Saturday, October 23, 2010

To a crisp

We're deep into the burn today, but not nearly as laggy as you might think. Raven Haalan and the team, organizers and builders and bacon-purveyors alike -  have done a really great job! Raven was even nice enough to edit himself for this photo, when I couldn't get him to rezz quite right.
 I said he was a star for being so cooperative, when he must be multitasking like crazy, but he was quick to play down his role, and seemed sweetly positive when I broached the subject of - what else - doing it all again next year.
Raven Haalan: No, I'm just a helper bee! Next year? lol yah, of course!

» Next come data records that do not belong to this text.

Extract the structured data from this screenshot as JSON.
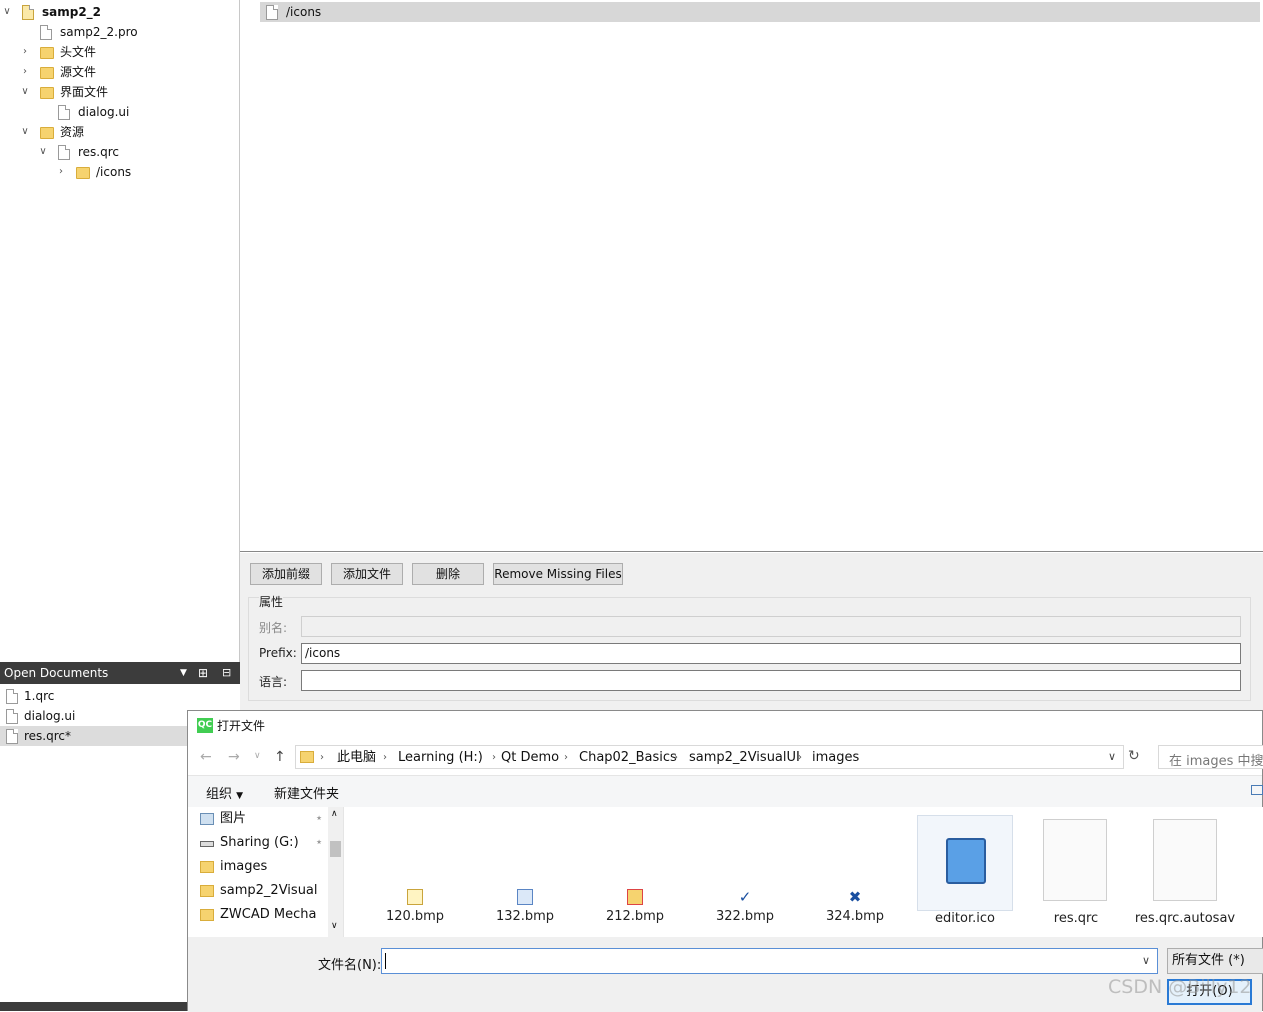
{
  "project_tree": {
    "root": "samp2_2",
    "items": [
      {
        "label": "samp2_2.pro"
      },
      {
        "label": "头文件"
      },
      {
        "label": "源文件"
      },
      {
        "label": "界面文件"
      },
      {
        "label": "dialog.ui"
      },
      {
        "label": "资源"
      },
      {
        "label": "res.qrc"
      },
      {
        "label": "/icons"
      }
    ]
  },
  "open_documents": {
    "title": "Open Documents",
    "items": [
      {
        "label": "1.qrc"
      },
      {
        "label": "dialog.ui"
      },
      {
        "label": "res.qrc*"
      }
    ]
  },
  "resource_editor": {
    "prefix_row": "/icons",
    "buttons": {
      "add_prefix": "添加前缀",
      "add_files": "添加文件",
      "delete": "删除",
      "remove_missing": "Remove Missing Files"
    },
    "properties": {
      "group_title": "属性",
      "alias_label": "别名:",
      "alias_value": "",
      "prefix_label": "Prefix:",
      "prefix_value": "/icons",
      "language_label": "语言:",
      "language_value": ""
    }
  },
  "dialog": {
    "title": "打开文件",
    "breadcrumbs": [
      "此电脑",
      "Learning (H:)",
      "Qt Demo",
      "Chap02_Basics",
      "samp2_2VisualUI",
      "images"
    ],
    "search_placeholder": "在 images 中搜索",
    "toolbar": {
      "organize": "组织",
      "new_folder": "新建文件夹"
    },
    "nav_items": [
      {
        "label": "图片"
      },
      {
        "label": "Sharing (G:)"
      },
      {
        "label": "images"
      },
      {
        "label": "samp2_2Visual"
      },
      {
        "label": "ZWCAD Mecha"
      }
    ],
    "files": [
      {
        "label": "120.bmp"
      },
      {
        "label": "132.bmp"
      },
      {
        "label": "212.bmp"
      },
      {
        "label": "322.bmp"
      },
      {
        "label": "324.bmp"
      },
      {
        "label": "editor.ico"
      },
      {
        "label": "res.qrc"
      },
      {
        "label": "res.qrc.autosav"
      }
    ],
    "filename_label": "文件名(N):",
    "filename_value": "",
    "filter": "所有文件 (*)",
    "open_button": "打开(O)"
  },
  "watermark": "CSDN @Billy12"
}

This is just a start, not the end, the team is good this year, and everyone is playin' nice, mostly, which makes for many smiles, if tired ones.
This was the scene at the Main Stage, lots of jugglers and people on stilts, I showed up in time to hear the excellent group ♫~D R U M~♫ Divine Rhythms of Universal Music, they're a seven-strong drum ensemble, including Lorin Tone, who puts the group's success down to the beneficial effects of bashing things.  If you've never heard them play, you can catch them tomorrow at noon for the opening of super spooky Halloween- themed The Unknown Country.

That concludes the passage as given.